The RPM Status LEDs module provides visual RPM feedback using the per-fan RGB LEDs on Rev 3.x boards. Each LED sweeps through a full HSV hue rotation from red (0 RPM) through orange, yellow, and chartreuse to green (full RPM), giving at-a-glance fan health status without checking Home Assistant.

Use this module when you want a quick visual indicator of whether your fans are running and at what relative speed. It pairs with any temperature module — the temperature module controls the fan speed, and the LEDs show you the result.

See the modules overview for a comparison of all available modules.

VariableDefaultDescription
full_rpm"2500"RPM value that maps to fully green LED
brightness"0.5"LED brightness 0.0–1.0
update_interval"1s"LED update frequency
fan1_led_enabled"true"Enable Fan 1 LED
fan2_led_enabled"true"Enable Fan 2 LED
fan3_led_enabled"true"Enable Fan 3 LED
fan4_led_enabled"true"Enable Fan 4 LED

The module reads the RPM sensor for each enabled fan at the configured update_interval (default: every second) and maps the value to a red-to-green HSV hue rotation:

  • 0 RPM — fully red (hue 0°)
  • 25% of full_rpm — orange (hue 30°)
  • 50% of full_rpm — yellow (hue 60°)
  • 75% of full_rpm — chartreuse (hue 90°)
  • full_rpm or above — fully green (hue 120°)

Because the HSV rotation always keeps at least one RGB channel at full output, the LED stays vivid at every point in the range — unlike a linear red/green crossfade which dims to half brightness at midpoint.

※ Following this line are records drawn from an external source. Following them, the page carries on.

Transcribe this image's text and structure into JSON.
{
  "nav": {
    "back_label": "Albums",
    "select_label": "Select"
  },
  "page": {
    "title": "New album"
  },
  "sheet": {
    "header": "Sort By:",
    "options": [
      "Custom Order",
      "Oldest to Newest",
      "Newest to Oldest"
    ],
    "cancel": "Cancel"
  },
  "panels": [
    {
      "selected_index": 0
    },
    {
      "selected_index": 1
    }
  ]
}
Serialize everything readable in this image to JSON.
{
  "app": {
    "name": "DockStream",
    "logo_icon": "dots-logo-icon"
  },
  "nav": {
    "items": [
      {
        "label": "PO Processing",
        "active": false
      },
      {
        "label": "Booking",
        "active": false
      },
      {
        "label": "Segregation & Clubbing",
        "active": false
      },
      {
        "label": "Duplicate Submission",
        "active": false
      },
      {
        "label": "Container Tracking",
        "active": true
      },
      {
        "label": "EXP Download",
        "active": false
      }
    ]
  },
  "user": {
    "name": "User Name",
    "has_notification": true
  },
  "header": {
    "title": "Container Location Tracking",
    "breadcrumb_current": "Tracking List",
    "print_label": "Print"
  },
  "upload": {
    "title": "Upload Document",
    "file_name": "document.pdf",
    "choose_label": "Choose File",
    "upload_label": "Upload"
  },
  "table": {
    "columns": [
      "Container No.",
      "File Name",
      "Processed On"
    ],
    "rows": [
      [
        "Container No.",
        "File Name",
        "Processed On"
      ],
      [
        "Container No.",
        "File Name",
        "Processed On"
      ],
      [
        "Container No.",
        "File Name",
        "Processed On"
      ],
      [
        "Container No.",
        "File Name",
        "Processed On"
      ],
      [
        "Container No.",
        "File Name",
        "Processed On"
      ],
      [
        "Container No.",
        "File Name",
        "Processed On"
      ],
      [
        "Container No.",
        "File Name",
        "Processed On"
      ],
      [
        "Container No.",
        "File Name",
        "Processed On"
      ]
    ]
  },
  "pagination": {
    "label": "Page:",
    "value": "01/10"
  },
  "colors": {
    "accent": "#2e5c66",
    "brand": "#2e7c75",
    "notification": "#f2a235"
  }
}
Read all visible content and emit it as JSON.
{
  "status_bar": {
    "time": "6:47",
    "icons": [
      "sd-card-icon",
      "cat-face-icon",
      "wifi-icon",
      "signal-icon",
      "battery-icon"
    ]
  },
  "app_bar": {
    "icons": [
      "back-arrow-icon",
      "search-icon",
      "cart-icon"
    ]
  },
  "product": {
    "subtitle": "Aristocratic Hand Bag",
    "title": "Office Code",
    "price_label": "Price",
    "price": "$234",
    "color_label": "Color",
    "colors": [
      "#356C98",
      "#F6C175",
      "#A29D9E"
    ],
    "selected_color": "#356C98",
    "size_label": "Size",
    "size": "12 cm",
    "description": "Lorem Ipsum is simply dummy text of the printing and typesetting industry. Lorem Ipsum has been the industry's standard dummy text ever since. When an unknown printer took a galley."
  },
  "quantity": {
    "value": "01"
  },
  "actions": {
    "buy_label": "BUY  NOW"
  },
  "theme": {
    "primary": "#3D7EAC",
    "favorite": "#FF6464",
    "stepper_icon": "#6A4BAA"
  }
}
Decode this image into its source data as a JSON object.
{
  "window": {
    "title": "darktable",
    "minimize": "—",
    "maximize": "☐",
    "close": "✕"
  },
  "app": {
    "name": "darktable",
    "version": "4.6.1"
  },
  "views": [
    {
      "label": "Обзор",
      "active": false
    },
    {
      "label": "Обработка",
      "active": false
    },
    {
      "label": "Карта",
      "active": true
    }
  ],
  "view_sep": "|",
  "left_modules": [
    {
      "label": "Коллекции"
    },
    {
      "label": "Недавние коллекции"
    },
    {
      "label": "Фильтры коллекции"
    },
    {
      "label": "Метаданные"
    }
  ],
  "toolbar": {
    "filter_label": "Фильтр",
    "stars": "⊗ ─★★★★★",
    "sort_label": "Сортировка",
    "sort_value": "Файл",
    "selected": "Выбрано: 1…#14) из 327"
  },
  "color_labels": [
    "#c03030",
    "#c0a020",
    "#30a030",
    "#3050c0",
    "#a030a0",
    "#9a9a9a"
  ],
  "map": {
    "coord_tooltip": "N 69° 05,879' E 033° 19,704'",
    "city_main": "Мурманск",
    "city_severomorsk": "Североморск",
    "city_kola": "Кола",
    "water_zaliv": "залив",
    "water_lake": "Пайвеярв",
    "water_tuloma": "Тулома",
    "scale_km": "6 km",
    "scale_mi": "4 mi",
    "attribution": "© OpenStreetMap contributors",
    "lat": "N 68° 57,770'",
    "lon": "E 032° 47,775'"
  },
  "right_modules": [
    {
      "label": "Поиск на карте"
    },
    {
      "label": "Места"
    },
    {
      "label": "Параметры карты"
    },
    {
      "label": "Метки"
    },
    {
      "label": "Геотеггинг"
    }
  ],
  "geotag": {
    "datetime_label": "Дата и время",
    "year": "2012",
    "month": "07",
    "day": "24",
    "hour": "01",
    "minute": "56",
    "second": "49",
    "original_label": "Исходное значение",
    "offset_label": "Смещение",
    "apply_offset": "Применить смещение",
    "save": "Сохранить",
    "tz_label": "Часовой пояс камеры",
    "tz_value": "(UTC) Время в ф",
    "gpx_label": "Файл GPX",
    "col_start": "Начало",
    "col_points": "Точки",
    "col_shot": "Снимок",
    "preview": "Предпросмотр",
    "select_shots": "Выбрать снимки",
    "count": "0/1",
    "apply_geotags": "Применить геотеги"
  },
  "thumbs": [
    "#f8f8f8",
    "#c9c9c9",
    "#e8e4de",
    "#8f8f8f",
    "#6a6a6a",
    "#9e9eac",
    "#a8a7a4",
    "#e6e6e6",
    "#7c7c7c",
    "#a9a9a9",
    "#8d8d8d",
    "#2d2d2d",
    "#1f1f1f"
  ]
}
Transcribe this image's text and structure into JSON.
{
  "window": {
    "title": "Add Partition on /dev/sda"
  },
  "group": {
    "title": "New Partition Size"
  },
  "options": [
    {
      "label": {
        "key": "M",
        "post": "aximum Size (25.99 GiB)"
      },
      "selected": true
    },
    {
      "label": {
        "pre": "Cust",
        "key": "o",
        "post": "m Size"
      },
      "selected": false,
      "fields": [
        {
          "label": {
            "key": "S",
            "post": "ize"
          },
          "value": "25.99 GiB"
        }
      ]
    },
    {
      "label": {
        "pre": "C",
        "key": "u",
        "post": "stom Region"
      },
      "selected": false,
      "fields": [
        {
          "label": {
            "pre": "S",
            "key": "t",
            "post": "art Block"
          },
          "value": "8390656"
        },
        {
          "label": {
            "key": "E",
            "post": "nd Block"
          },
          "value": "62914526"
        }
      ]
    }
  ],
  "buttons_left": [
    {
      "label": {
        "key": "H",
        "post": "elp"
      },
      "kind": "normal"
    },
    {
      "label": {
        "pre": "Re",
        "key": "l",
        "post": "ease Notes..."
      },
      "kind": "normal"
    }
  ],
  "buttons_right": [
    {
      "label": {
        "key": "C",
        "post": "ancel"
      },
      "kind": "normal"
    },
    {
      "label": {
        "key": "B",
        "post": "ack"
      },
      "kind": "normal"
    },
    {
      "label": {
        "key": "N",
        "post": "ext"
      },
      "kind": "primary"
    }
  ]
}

LED brightness is configurable via the brightness variable. The module writes directly to the fan1_led through fan4_led partition light entities defined in the Rev 3.x hardware packages. Individual LEDs can be disabled via the fanX_led_enabled variables, leaving those LEDs free for other uses.

This module creates no additional Home Assistant entities. It writes directly to the existing LED partition light entities (fan1_led through fan4_led) that are already exposed by the Rev 3.x hardware package.

packages:
rpm_status_leds:
url: https://github.com/zeroflow/wifi-fancontroller
ref: main
files:
- path: modules/rpm_status_leds.yaml
vars:
full_rpm: "2500"
packages:
rpm_status_leds:
url: https://github.com/zeroflow/wifi-fancontroller
ref: main
files:
- path: modules/rpm_status_leds.yaml
vars:
full_rpm: "2500"
brightness: "0.2"
fan3_led_enabled: "false"
fan4_led_enabled: "false"

Reduce the update frequency to save resources if rapid LED changes aren’t needed:

packages:
rpm_status_leds:
url: https://github.com/zeroflow/wifi-fancontroller
ref: main
files:
- path: modules/rpm_status_leds.yaml
vars:
update_interval: "5s"

For fans with a lower maximum RPM, set full_rpm to match so the color gradient scales correctly:

packages:
rpm_status_leds:
url: https://github.com/zeroflow/wifi-fancontroller
ref: main
files:
- path: modules/rpm_status_leds.yaml
vars:
full_rpm: "1500"
  1. Set full_rpm to your fans’ actual maximum RPM for accurate color representation. Check the fan datasheet or observe the maximum RPM reading in Home Assistant with fans set to 100% speed.
  2. If LEDs always show green, your full_rpm value is set too low — the fans are exceeding it. Increase full_rpm to match the actual top speed.
  3. If LEDs always show red or orange, your full_rpm may be set too high, or the fans are running slowly. Check that the fans are receiving adequate power and that the PWM signal is set above 0%.
  4. Reduce brightness in dark environments to avoid glare. Values around 0.1-0.2 work well for enclosed spaces.